The misinformation conflicts with verification that our grads lag when it comes to being college and career ready.

By being disadvantaged academically too many students drop out of college when they cannot compete and they often must go an extra year at a greater expense to catch-up.

There is another type of fraud not pointed out in the posting. It relates to bragging about the “fine” ACT test scores made by students at the GCHS.

For the ACT the average GCHS score as touted by school officials is close to 20. This may be slightly higher than average State scores, but here is the rub.

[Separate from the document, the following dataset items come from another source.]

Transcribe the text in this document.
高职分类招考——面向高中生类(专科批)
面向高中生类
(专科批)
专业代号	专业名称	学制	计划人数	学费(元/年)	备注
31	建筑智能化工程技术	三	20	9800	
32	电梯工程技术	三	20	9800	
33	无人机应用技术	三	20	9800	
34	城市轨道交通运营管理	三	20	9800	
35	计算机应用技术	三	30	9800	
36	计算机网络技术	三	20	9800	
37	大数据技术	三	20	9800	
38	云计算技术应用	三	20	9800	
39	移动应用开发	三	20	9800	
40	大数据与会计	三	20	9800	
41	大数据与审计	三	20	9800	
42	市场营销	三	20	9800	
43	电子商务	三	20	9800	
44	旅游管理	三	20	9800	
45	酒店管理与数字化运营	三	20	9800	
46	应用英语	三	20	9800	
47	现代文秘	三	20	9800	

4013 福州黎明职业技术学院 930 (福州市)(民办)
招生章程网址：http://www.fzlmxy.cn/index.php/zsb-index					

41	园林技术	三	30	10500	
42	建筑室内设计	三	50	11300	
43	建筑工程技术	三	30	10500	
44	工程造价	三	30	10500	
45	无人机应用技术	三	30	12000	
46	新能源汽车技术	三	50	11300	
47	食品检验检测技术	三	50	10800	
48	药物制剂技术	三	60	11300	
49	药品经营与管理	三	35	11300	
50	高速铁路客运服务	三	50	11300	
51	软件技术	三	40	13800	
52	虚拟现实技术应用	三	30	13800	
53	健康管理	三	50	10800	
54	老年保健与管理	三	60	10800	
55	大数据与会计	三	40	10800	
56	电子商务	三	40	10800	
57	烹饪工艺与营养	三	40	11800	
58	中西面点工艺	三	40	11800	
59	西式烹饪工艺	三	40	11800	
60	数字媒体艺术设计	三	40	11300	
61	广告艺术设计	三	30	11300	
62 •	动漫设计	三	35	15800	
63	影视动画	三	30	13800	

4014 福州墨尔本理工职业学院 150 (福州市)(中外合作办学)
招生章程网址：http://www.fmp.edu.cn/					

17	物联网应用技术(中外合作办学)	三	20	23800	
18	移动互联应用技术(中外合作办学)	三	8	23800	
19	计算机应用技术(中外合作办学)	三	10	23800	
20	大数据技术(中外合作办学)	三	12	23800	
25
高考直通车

Our kids could not get accepted into top quality colleges and universities with stringent academic requirements to include those for ACT scores higher than most made at the GCHS.

What do they do? They attend institutions with relaxed acceptance criteria with some not having any basic requirements for ACT or SAT scores.

As a parent with a son at the Career Center I know that there must be remedial instruction in math and English for success in chosen career fields. It is called embedded instruction.

Because teachers must be hired at the Center for the catch-up it means that tax payers are paying twice (more fraud) for instruction that should have been done at the GCHS!

What can we do? Gilmer County must determine what must be done in our schools to make necessary improvements for the better to enable our kids to be the best they can be after HS. Simple isn’t it?

By We Want Better Schools on 04.30.2018

From the entry: 'Education system perpetuates fraud at every level'.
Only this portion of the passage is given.